PROXY STATEMENT FOR THE SPECIAL MEETING OF STOCKHOLDERS FEBRUARY 14, 2025
INFORMATION ABOUT THE PROXY PROCESS AND VOTING
We have sent you this Proxy Statement and the enclosed Proxy Card because the board of directors of Venus Concept Inc. (referred to herein as the “Company,” “Venus Concept,” “we,” “us” or “our”) is soliciting your proxy to vote at our Special Meeting of Stockholders (the “Special Meeting”) to be held on Friday, February 14, 2025, at 8:30 a.m. Eastern Standard Time. The Special Meeting can be accessed by visiting http://www.virtualshareholdermeeting.com/VERO2025SM, where you will be able to listen to the meeting live, submit questions and vote online.
• | This Proxy Statement summarizes information about the proposal to be considered at the Special Meeting and other information you may find useful in determining how to vote. |
• | The Proxy Card is the means by which you actually authorize another person to vote your shares in accordance with your instructions. |
In addition to solicitations by mail, our directors, officers and regular employees, without additional remuneration, may solicit proxies by telephone, e-mail and personal interviews. We may retain outside consultants to solicit proxies on our behalf as well. All costs of solicitation of proxies will be borne by us. Brokers, custodians and fiduciaries will be requested to forward proxy soliciting material to the owners of stock held in their names, and we will reimburse them for their reasonable out-of-pocket expenses incurred in connection with the distribution of proxy materials.
This Proxy Statement and the enclosed form of Proxy Card shall be mailed on or about January 10, 2025, to holders of record of the Company’s common stock and voting convertible preferred stock, as of December 31, 2024 (the “Record Date”), using the full set delivery option pursuant to Rule 14a-16(n) under the Securities Exchange Act of 1934, as amended (the “Exchange Act”). Only holders of record of common stock and voting convertible preferred stock at the close of business as of the Record Date are entitled to vote at the Special Meeting.
The only outstanding voting securities of Venus Concept Inc. are shares of common stock, $0.0001 par value per share (the “common stock”), of which there were shares outstanding as of the Record Date (excluding any treasury shares) and shares of convertible voting preferred stock, $0.001 par value per share (the “preferred stock” and together with the common stock, “shares”), of which there were shares outstanding as of the Record Date. The holders of a majority in voting power of the shares of common stock and preferred stock issued and outstanding and entitled to vote, present in person or represented by proxy, are required to hold the Special Meeting.
Why am I receiving these materials?
We have mailed this Proxy Statement and the form of Proxy Card to you because the board of directors is soliciting your proxy to vote at the Special Meeting, including any adjournments or postponements thereof. You are invited to attend the Special Meeting online; however, you are not required to attend the Special Meeting in order to vote your shares. Instead, you may simply complete, sign and return the Proxy Card, or follow the instructions below to submit your proxy over the telephone or on the internet.
This Proxy Statement and the form of Proxy Card were first mailed to our holders of record of common stock and preferred stock entitled to vote at the Special Meeting on or about January 10, 2025.
Who can vote at the Special Meeting?
Only holders of record of common stock and preferred stock at the close of business on the Record Date will be entitled to vote at the Special Meeting.
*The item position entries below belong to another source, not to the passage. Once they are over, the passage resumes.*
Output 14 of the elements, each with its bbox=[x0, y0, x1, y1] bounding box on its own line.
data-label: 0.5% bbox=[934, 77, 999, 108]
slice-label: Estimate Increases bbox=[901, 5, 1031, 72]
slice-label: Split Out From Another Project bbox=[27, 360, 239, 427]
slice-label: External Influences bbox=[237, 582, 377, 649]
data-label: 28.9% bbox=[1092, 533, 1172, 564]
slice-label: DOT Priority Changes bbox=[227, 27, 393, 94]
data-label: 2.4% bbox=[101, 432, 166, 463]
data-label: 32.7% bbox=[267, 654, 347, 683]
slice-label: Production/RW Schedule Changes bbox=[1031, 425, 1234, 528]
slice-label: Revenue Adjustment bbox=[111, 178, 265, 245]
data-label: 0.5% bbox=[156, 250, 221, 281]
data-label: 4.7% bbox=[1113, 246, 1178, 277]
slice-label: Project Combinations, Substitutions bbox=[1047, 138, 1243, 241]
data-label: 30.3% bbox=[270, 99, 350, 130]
At the close of business on the Record Date, there were shares of common stock issued and outstanding and entitled to vote and shares of preferred stock issued and outstanding and entitled to vote.
Common Stockholder of Record: Shares of Common Stock Registered in Your Name
If, on the Record Date, your shares of common stock were registered directly in your name with the transfer agent for our common stock, Computershare Inc., then you are a stockholder of record. As a stockholder of record, you may vote at the Special Meeting or vote by proxy. Whether or not you plan to attend the Special Meeting online, we urge you to fill out and return the Proxy Card or vote by proxy over the telephone or on the internet as instructed below to ensure your vote is counted.